Dangerous stuff indeed, and definitely a higher safety priority than a kid with a burning sense of grievance and access to pop’s gun cabinet. 

Picoult says that the main issue behind the ban was a reference on a single page of the book to date rape, which objectors claimed made the book pornographic. “There was nothing gratuitous about it, it’s not porn,” Picoult said. “I think that some people are unhappy because it makes you look at the world in a different way. That’s what’s behind a lot of the bans.”

While the federal government cannot institute book bans itself, the election of the MAGA overlord to the presidency lends added legitimacy to those seeking to stifle the intellectual development of the nation’s children. There have already been examples of school librarians receiving death threats for speaking out against the censorship devastating their shelves. Take away the protective oversight of the federal government and there’s only one way this can go. 

With noises already emerging from the Trump camp about locking up people who have challenged or even disagreed with the MAGA playbook, the implications for the American publishing industry are ominous. While the thought of authors and editors being rounded up by law enforcement does seem far-fetched, even for Trump, surely nobody could have predicted that schools across the US would actively ban as many as 10,000 books in a year, mostly on entirely spurious grounds? 

America has always had a censorship problem – the annual Banned Books Week, which seeks to promote titles deemed unsuitable for American schools, dates all the way back to 1982 – but Trump’s win has legitimised and invigorated the anti-thinking sector of America’s right wing. 

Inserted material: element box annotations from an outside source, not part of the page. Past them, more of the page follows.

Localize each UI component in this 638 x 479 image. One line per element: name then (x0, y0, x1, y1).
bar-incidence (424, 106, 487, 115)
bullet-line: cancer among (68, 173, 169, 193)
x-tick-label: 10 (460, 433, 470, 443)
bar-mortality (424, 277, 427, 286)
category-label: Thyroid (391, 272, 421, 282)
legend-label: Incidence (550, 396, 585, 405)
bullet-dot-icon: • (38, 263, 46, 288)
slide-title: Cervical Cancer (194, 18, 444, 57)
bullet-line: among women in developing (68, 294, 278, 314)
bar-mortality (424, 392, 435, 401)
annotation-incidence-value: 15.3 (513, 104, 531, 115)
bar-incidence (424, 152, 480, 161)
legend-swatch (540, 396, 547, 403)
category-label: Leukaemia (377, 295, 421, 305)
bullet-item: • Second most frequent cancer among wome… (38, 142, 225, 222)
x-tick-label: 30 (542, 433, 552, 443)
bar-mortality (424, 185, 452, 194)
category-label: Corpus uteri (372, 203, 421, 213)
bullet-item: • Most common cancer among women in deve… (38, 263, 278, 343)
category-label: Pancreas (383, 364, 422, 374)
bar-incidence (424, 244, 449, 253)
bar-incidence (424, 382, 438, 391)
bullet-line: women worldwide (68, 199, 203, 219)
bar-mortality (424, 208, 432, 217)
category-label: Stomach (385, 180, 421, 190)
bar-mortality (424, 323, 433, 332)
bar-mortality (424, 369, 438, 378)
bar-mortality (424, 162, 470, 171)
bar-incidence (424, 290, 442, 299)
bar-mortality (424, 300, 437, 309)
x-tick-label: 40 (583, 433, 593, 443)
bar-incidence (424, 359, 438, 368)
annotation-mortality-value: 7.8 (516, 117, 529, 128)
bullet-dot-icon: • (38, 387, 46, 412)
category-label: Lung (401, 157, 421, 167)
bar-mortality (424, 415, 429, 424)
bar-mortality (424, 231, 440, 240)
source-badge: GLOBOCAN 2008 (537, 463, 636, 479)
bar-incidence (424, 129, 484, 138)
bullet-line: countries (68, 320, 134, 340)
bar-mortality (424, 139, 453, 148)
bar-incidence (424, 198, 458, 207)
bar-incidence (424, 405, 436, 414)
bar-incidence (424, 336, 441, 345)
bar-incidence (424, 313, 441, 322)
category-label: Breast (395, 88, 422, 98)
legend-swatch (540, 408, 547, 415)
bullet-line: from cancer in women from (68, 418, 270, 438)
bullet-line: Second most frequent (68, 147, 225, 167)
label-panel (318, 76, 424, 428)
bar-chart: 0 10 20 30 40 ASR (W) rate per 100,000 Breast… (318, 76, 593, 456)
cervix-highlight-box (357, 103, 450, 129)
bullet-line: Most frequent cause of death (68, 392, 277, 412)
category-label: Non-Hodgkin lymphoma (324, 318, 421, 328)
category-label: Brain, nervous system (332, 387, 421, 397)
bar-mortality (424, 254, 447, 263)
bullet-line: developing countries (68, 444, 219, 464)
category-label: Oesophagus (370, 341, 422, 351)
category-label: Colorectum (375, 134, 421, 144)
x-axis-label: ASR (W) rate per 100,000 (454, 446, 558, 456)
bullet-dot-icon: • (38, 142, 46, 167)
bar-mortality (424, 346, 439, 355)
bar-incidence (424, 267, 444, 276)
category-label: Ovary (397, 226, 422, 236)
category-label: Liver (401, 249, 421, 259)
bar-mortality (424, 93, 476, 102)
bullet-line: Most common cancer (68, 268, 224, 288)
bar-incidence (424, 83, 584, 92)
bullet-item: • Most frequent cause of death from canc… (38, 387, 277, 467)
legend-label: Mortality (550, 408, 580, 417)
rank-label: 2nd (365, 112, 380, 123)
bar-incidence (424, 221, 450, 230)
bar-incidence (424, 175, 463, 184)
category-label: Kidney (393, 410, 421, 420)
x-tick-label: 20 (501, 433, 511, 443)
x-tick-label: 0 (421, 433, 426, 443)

Banning books from school libraries might seem like a minor issue among the problems facing the world today. But think about your own experiences, how childhood reading gave you an increased understanding and appreciation of the world, how it helped to make you the person you are today, how it gave context to the formation of your own opinions and enhanced the critical faculties that confirmed your view of the world. Not only that, remember the magical worlds that childhood reading created for you.

American children are facing the very real prospect of having those opportunities taken from them. There is little subtlety and nuance in American discourse as it is and the world of American books already struggles enough in that regard.

The promotional material for Oprah Winfrey’s new books podcast, for example, suggests that Claire Keegan’s harrowing tale of a pregnant teenager being abused in a church-run shelter in 1980s Ireland, Small Things Like These, is “best savoured with a cup of Starbucks Christmas Blend… a perfect complement to a book set in the weeks leading up to the holiday season”.

Small Things Like These is exactly the kind of book that finds itself in the cultural crosshairs of the crackpot right in the US. That the reading habits of America’s children are at the behest of individuals so frightened of thinking, so terrified of opinions, so aghast at the thought of discussion that they would rather pretend certain books didn’t exist, is an awful prospect. As of this month they have the perfect national government to help them achieve exactly that. 

If only books had the same kind of built-in protection system as those currently on display in New York. As works of art the text inside does not correspond with the titles on the covers because these are, after all, books that don’t exist. Curator Reid Byers explains that: “if you open one of these books it will protect itself by turning immediately into something else”.